(Corrects paragraph 2 to show Dow didn't close below 10,000 on Thursday, but did slip briefly below that level)

NEW YORK - U.S. stocks fell in choppy trade on Friday as investors struggled to interpret a mixed jobs report, while sovereign debt troubles in the euro zone roiled markets heading into the weekend.

Concerns that governments in Greece, Portugal and Spain may default on their debt hurt the stock market for the second day, after driving the Dow industrials briefly below 10,000 in the last session, when stocks faced their worst daily declines in nine months.

People were drawing comparison between those countries and (failed U.S. investments banks) Bear Stearns and Lehman (Brothers), and that made for a very nervous tape, said Jim Mcguire, Jr., a trader at E.H. Smith Jacobs, in New York.

The concern (is) that we come in Monday morning and the situation may have worsened overseas, and so ahead of that, traders are staying close to shore and not making any big bets for now.

The session's biggest losers included industrial shares, with Boeing Co down 1.9 percent at $58.22, and General Electric Co off 2.9 percent at $15.58.

The Dow Jones industrial average <.DJI> dropped 41.72 points, or 0.42 percent, to 9,960.46. The Standard & Poor's 500 Index <.SPX> fell 4.87 points, or 0.46 percent, to 1,058.24. The Nasdaq Composite Index <.IXIC> lost 0.79 points, or 0.04 percent, to 2,124.64.

The euro fell to its lowest level against the dollar since May, as the cost of insuring Greek, Portuguese and Spanish government debt rose to record highs, and investors sought the perceived safe haven of the greenback.
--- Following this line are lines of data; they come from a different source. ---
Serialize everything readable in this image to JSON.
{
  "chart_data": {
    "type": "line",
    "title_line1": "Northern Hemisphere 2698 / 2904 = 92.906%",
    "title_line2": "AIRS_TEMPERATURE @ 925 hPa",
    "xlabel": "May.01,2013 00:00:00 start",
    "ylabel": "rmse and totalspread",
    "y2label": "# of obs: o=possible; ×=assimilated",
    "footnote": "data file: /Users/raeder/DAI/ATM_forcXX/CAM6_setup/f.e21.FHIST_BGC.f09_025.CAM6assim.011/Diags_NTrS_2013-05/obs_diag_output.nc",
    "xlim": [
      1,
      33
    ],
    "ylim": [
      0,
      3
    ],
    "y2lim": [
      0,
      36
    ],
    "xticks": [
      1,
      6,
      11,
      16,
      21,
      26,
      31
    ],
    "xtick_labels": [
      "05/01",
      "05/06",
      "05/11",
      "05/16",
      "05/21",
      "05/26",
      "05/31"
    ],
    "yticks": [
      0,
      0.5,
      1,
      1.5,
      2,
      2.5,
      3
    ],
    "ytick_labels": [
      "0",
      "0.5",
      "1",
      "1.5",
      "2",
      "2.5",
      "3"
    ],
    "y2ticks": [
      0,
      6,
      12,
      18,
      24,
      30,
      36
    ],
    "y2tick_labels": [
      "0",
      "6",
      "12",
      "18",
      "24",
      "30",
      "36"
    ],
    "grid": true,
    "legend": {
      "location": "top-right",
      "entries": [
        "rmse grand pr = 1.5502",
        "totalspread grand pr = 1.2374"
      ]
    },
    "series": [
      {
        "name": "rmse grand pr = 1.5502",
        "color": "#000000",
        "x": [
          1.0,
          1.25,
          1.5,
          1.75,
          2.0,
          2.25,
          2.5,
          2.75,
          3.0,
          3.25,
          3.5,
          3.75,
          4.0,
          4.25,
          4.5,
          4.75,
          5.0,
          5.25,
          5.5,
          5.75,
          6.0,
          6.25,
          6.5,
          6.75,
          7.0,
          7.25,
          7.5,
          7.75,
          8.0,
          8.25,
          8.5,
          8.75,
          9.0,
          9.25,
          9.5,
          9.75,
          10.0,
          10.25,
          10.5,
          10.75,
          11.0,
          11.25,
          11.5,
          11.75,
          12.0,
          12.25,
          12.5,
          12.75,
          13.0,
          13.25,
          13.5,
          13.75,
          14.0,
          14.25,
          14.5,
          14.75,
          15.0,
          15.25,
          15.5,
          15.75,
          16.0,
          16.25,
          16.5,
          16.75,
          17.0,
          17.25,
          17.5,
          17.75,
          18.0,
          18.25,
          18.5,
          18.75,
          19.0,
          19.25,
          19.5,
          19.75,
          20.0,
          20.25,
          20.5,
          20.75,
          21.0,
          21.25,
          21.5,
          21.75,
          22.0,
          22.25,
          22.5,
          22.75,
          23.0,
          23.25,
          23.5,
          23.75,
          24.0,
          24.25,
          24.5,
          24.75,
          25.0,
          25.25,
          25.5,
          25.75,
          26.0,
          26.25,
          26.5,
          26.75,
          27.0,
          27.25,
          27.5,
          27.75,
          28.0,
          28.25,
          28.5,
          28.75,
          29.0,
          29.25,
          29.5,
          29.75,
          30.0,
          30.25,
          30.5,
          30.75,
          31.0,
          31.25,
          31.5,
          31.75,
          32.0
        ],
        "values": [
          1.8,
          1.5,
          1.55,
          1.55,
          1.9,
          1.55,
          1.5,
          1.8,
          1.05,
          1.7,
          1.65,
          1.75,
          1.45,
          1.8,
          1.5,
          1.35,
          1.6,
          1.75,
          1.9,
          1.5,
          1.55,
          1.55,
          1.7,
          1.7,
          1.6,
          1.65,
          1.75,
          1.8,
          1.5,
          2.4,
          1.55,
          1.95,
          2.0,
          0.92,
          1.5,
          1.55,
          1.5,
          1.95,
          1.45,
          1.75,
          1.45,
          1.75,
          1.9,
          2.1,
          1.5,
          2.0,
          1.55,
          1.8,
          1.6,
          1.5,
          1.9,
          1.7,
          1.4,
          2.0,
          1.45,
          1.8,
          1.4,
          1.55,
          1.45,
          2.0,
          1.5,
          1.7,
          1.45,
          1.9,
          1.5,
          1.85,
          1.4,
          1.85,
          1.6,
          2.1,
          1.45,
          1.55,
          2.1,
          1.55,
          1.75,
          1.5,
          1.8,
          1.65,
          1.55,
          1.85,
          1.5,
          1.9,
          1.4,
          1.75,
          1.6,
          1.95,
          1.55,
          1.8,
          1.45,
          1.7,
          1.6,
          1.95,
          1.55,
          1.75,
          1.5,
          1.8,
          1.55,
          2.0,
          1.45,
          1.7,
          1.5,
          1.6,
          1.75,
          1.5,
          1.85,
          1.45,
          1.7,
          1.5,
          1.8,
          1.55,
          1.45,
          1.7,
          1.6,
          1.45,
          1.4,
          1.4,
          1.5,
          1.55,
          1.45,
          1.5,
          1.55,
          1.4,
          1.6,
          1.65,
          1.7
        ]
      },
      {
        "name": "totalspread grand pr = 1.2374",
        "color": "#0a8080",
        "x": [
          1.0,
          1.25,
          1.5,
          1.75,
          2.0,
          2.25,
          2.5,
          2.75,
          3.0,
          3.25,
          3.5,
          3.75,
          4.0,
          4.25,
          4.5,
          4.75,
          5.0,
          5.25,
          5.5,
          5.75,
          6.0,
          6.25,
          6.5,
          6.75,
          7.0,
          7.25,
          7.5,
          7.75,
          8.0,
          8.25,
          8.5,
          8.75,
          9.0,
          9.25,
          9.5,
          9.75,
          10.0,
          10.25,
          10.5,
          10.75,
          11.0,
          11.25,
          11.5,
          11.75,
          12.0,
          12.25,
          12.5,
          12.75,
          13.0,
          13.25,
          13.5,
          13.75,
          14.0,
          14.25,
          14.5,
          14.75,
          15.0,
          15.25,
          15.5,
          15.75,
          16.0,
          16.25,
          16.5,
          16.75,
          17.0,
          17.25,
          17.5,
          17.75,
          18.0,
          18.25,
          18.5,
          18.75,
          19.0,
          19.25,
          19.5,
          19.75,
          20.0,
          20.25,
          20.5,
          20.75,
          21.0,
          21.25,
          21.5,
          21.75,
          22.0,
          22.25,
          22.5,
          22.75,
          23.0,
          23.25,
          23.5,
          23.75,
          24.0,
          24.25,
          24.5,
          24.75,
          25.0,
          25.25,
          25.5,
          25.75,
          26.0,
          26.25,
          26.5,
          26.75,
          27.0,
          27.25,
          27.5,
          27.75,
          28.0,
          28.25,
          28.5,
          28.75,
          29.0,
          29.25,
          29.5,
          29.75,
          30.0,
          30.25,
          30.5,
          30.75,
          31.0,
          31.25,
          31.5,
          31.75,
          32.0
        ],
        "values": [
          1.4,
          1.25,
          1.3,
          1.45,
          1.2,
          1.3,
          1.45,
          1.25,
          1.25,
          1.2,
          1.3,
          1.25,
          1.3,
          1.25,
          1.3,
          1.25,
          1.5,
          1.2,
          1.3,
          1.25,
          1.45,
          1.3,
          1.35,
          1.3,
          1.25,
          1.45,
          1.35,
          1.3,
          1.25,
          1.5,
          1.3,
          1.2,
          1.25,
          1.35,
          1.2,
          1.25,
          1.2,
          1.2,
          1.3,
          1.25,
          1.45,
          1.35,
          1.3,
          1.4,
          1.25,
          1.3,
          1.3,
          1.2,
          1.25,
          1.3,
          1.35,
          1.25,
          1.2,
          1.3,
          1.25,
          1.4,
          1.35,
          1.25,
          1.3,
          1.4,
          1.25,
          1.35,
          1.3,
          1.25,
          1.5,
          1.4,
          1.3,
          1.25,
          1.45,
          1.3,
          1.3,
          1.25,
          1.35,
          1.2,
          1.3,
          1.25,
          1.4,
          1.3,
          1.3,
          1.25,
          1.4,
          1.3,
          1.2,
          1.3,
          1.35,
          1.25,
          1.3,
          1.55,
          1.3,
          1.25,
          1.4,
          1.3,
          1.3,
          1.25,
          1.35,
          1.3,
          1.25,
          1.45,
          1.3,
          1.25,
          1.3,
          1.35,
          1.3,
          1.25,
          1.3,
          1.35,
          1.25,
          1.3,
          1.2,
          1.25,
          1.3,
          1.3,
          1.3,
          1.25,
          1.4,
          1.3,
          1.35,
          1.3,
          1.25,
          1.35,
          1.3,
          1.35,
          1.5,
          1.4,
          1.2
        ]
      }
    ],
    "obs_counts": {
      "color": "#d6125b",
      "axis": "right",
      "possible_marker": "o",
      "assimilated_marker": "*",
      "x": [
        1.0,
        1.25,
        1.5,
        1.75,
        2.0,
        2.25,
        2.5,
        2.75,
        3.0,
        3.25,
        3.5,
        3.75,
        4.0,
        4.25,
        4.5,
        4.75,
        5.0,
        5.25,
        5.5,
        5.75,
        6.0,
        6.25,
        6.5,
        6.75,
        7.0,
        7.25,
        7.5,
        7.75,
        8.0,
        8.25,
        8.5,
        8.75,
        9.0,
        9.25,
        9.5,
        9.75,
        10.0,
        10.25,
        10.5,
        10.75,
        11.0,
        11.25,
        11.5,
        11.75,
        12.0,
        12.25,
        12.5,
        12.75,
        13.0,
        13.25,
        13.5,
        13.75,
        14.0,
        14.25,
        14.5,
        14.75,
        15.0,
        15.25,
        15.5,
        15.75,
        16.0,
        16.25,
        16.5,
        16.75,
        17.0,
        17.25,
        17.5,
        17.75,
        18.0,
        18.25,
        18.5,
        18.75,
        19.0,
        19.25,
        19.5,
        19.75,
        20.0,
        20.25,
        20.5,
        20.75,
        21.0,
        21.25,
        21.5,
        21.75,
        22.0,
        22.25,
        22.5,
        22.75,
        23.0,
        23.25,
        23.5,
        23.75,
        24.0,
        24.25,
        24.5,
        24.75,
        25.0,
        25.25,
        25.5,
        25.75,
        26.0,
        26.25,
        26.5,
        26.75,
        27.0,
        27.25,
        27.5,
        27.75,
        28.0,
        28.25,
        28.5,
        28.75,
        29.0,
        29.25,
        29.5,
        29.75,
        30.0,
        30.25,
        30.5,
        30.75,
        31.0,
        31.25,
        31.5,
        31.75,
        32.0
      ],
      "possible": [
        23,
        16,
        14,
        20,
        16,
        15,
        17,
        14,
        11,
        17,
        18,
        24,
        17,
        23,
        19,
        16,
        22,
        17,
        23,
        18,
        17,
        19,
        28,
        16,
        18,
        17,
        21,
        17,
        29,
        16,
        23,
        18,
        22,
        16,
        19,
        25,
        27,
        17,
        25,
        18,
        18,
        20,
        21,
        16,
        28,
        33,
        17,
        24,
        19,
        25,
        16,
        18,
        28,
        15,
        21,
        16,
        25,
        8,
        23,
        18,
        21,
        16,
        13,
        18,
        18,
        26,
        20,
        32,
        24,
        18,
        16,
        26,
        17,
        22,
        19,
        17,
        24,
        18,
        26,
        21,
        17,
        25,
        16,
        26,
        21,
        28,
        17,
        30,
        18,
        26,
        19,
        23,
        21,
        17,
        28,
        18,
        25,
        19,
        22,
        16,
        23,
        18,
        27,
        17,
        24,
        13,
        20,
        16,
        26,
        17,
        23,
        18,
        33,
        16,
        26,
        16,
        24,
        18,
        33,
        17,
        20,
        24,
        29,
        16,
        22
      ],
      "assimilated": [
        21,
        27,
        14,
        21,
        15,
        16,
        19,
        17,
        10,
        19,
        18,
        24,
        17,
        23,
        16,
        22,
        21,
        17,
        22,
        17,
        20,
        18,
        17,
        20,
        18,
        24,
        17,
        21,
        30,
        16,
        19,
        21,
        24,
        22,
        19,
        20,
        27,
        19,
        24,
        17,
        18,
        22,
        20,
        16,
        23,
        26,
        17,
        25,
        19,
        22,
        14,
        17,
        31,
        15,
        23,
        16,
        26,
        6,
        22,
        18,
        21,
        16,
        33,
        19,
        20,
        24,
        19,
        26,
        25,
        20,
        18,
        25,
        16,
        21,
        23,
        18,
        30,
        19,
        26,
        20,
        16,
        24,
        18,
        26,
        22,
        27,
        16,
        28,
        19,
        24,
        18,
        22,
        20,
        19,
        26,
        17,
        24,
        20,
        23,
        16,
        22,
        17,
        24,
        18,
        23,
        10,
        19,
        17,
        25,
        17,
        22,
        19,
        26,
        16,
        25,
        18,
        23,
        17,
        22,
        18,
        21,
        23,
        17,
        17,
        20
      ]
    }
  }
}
U.S. crude futures fell more than $3, dropping below $70 a barrel for the first time since mid December, pushed lower by the rallying dollar and pressuring shares of energy companies.

Exxon Mobil Corp fell 0.8 percent to $64.21. An S&P index of energy shares <.GSPE> slid 1.4 percent.

U.S. employers unexpectedly cut 20,000 jobs in January, but the unemployment rate dropped to a five-month low of 9.7 percent, the Labor Department reported before the market's opening bell. And there were substantial revisions to data for the previous months.

The government's nonfarm payrolls report left many investors scratching their heads.

There is some confusion about the numbers and about how different these numbers are. The payroll (report) was clearly disappointing, but the unemployment data was clearly encouraging, said Tim Ghriskey, chief investment officer of Solaris Asset Management in Bedford Hills, New York.

Some positive notes came from the corporate arena.

On the earnings front, U.S. meat producer Tyson Foods Inc reported a much larger-than-expected first quarter profit. Tyson's stock shot up 5.2 percent to $14.72.

Health insurer Aetna Inc offered signs that it was moving toward a turnaround next year. That overcame a disappointing quarterly profit and 2010 forecast, sending the stock up 2.2 percent to $29.85.